Os pais das crianças e adolescentes que não deviam ter ido para a cadeia comemoraram a sentença, dizem os jornais. Durante um ano em uma cela de prisão, Mericle poderá pensar sobre o mal que fez a tantas crianças e adolescentes, em sua ganância pelo lucro, disseram.
Prisões privadas sob ataque
Em artigo no site da União Americana das Liberdades Civis (ACLU – American Civil Liberties Union), o ex-diretor do Departamento de Correções de Oklahoma, Justin Jones, escreveu que o sistema de prisões com fins lucrativos só tem um objetivo: o lucro e ninguém se importa com o interesse público, com a segurança da população, nem com a legalidade ou a Justiça.
Jones, que conhece a fundo o sistema, diz no artigo que os lobistas das cadeias privadas investem na desmoralização de políticos que defendem penas mais amenas na justiça criminal e, na outra ponta, em leis que façam com que os condenados passem mais tempo na prisão.
Um exemplo, em seu estado, foi o trabalho dos lobistas para converter o uso de telefone celular de delito para crime. Hoje, as prisões privadas não fazem muito esforço para impedir a entrada de telefones celulares. Mas fazem um grande esforço para pegar prisioneiros com celulares. Muitos sentenciados com penas curtas, por um delito, passam a ter penas longas, pelo “crime” de usar um celular. Assim, a fonte de lucro se mantém.

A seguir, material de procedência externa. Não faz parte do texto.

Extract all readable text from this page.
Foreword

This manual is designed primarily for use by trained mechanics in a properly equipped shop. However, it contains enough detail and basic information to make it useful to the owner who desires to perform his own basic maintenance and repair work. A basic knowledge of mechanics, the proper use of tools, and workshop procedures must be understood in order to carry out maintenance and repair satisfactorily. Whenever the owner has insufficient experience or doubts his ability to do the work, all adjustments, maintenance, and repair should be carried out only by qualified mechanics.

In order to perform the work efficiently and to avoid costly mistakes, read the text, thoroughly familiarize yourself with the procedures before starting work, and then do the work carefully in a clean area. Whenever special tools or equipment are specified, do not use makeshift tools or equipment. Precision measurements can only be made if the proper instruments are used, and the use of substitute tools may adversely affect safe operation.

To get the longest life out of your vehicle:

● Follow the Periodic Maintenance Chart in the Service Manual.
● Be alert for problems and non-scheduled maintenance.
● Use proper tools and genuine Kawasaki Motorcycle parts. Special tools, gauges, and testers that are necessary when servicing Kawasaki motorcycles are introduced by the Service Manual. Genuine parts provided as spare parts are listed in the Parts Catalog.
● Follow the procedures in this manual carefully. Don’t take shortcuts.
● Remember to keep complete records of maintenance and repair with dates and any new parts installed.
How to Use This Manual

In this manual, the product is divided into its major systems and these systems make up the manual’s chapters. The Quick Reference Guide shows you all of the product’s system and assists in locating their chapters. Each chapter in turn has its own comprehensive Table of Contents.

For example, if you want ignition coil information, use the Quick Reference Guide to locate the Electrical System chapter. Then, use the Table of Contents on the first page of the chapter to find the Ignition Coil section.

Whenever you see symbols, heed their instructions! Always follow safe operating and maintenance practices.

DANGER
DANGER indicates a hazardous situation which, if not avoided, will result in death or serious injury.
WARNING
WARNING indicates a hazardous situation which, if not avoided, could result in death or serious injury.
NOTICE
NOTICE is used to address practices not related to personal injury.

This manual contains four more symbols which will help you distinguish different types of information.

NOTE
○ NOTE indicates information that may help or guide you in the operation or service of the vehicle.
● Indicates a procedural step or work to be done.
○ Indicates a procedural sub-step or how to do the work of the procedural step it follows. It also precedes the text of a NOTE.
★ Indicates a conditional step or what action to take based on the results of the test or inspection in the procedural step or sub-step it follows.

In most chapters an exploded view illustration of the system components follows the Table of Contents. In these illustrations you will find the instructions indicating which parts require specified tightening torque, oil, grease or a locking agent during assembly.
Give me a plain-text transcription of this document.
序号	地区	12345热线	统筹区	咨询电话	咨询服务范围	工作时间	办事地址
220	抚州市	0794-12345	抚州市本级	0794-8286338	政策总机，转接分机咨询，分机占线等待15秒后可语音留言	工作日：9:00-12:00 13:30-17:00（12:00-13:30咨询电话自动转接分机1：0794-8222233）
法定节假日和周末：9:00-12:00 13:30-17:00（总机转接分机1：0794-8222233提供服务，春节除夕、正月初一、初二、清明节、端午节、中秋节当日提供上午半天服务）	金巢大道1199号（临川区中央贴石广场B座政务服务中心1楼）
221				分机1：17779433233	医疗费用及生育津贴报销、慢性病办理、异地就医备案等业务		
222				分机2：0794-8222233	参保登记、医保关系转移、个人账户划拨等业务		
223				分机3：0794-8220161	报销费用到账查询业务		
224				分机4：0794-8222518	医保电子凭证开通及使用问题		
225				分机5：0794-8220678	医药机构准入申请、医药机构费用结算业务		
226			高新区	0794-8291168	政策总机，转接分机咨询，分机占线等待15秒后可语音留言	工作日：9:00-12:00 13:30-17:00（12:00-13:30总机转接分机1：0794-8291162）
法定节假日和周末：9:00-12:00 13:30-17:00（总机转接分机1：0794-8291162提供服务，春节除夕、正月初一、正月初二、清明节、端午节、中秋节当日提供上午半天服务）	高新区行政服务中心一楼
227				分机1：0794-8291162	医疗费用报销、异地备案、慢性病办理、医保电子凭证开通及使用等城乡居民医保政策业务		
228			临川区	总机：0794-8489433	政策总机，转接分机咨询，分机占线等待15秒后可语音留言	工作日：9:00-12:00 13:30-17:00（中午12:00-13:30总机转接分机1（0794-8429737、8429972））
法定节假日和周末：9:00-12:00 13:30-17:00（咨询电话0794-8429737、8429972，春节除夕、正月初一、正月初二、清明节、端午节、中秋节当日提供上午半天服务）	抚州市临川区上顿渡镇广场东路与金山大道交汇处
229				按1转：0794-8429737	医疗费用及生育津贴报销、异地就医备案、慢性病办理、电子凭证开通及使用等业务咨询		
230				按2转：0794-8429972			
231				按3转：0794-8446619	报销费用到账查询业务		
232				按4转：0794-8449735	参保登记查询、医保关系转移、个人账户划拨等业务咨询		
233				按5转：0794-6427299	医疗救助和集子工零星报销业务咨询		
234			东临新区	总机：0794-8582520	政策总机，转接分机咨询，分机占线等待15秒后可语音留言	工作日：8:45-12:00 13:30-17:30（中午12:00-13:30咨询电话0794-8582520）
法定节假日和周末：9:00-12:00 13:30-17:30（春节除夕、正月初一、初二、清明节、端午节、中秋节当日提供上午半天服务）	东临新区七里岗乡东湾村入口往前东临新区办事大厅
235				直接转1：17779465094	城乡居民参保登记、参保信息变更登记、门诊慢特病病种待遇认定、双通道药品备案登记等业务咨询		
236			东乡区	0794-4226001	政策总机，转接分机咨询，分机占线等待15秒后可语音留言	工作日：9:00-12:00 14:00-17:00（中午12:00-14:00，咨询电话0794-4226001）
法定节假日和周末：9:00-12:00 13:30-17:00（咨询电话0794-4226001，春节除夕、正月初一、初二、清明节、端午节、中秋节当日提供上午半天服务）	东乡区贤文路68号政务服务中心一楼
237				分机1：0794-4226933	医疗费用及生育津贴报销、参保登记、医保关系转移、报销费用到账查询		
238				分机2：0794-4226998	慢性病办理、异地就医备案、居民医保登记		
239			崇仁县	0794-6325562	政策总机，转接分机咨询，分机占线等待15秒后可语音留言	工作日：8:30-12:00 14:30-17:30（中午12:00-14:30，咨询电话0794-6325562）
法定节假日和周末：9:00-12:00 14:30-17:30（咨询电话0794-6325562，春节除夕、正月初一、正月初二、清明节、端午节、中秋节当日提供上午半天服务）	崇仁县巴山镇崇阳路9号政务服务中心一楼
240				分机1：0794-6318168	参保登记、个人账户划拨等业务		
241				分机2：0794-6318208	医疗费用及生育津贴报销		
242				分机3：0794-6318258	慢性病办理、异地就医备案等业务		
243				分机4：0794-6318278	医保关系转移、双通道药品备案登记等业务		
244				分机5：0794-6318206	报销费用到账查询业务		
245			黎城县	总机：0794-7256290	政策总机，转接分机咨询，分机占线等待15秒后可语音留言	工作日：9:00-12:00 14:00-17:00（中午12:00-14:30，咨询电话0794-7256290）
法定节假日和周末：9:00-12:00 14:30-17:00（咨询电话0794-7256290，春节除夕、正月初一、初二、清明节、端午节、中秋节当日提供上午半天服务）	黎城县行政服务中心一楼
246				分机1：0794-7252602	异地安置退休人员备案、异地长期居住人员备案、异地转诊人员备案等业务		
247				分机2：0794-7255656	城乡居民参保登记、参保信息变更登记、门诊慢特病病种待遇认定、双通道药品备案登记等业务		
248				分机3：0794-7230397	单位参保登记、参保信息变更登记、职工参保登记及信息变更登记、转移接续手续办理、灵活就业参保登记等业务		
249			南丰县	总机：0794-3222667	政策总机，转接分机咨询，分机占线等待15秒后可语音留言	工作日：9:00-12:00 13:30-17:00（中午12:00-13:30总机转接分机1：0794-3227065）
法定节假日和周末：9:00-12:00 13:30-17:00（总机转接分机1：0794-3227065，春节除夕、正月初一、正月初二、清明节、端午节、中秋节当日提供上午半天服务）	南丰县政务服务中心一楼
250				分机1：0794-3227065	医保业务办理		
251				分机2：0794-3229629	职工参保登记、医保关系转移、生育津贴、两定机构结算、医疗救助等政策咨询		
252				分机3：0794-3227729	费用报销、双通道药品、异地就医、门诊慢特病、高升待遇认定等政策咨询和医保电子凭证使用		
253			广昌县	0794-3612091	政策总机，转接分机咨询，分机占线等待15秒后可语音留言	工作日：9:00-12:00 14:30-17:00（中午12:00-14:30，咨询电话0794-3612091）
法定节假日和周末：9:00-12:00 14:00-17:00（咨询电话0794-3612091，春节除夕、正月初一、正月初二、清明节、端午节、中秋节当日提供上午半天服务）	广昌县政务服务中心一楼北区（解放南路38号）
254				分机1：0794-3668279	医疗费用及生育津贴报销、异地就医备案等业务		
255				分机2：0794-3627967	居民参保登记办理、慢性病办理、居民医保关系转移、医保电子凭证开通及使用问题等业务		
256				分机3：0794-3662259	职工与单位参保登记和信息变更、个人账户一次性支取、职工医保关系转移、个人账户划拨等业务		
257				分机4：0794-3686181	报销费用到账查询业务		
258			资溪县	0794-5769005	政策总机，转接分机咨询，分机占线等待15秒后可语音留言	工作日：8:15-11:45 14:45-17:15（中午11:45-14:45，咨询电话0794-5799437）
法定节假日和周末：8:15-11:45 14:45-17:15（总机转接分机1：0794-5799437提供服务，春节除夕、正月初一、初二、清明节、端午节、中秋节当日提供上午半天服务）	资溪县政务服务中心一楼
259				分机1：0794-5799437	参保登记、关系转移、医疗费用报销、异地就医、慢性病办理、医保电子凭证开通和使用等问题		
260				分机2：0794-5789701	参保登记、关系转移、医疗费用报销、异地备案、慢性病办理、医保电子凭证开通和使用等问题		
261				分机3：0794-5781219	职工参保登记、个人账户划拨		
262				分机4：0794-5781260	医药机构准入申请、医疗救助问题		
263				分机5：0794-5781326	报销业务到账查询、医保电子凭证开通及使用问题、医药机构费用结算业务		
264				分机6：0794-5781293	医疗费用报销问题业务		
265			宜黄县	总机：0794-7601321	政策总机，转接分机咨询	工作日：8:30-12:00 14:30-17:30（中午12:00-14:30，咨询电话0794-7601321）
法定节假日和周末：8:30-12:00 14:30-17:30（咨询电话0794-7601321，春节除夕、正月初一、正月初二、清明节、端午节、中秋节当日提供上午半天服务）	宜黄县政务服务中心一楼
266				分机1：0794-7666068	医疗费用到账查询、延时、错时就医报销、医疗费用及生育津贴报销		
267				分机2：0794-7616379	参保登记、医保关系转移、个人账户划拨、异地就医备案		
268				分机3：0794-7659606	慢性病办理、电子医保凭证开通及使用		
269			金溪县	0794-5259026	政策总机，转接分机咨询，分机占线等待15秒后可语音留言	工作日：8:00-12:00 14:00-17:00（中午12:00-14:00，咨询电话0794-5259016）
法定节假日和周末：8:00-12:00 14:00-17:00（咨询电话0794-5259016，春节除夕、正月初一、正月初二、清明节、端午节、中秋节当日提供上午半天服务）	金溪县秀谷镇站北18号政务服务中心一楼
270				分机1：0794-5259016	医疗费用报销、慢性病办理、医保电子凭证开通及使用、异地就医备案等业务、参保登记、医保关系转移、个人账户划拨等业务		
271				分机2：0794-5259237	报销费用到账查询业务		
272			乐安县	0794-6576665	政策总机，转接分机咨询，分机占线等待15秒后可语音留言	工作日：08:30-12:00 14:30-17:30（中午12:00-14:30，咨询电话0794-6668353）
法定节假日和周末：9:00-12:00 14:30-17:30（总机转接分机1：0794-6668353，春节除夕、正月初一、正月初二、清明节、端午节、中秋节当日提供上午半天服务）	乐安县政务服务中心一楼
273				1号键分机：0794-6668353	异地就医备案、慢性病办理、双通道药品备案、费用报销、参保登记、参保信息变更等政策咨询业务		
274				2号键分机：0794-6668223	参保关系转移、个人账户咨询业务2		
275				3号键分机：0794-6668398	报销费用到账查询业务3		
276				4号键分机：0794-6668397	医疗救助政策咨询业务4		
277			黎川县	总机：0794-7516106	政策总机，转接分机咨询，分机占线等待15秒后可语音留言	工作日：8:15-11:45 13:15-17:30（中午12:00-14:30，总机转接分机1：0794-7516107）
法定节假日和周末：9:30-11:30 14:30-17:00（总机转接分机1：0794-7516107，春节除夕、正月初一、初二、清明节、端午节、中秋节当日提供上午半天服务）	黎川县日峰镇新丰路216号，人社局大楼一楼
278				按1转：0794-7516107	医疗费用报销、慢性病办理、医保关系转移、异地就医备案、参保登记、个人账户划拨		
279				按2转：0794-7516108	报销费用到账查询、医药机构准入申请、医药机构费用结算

Para ele, a melhor maneira de acabar com os abusos dessa “besta”, como ele define o sistema de prisões privadas, é deixá-la ir à falência, por falta de “clientes”. Há algumas medidas que, segundo o autor do artigo, deveriam ser tomadas nos EUA, mas não há muita esperança de que isso venha acontecer:
1) Eliminar o sistema de sentenças mínimas obrigatórias. Esse sistema obriga os juízes a sentenciar réus a penas mínimas de 10 ou 20 anos de prisão, quando há alguns agravantes apresentados no julgamento. Mas não permite ao juiz considerar atenuantes. E, é claro, não permite a eles sentenciar de acordo com o tamanho do crime.
2) Transferir prisioneiros com doenças mentais graves ou crônicas para instituições especializadas.
3) Proibir contratos entre os tribunais e as prisões privadas, em que fica estabelecida uma quota mínima de réus a serem enviados pela Justiça a essas instituições penais. Segundo esse contrato, se o tribunal não cumprir a cota, é obrigado a pagar a “empresa” o valor total do contrato, de qualquer forma.
4) Aplicar penas alternativas e privilegiar a liberdade condicional a réus condenados por crimes não violentos. Muitos juízes não levam isso a sério e preferem mandar todos os condenados para a prisão.
O problema maior é que o modelo de negócios das empresas-prisões é que elas não podem aceitar uma reforma significativa do sistema de sentenças, tornando-o inteiramente baseado em provas, uma aspiração da comunidade jurídica. “Porém, o sistema corporativo que privilegia grandes lucros para CEOs e retorno significativo para acionistas não tem lugar em nosso sistema de justiça criminal”, ele afirma.
João Ozorio de Melo é correspondente da revista Consultor Jurídico nos Estados Unidos.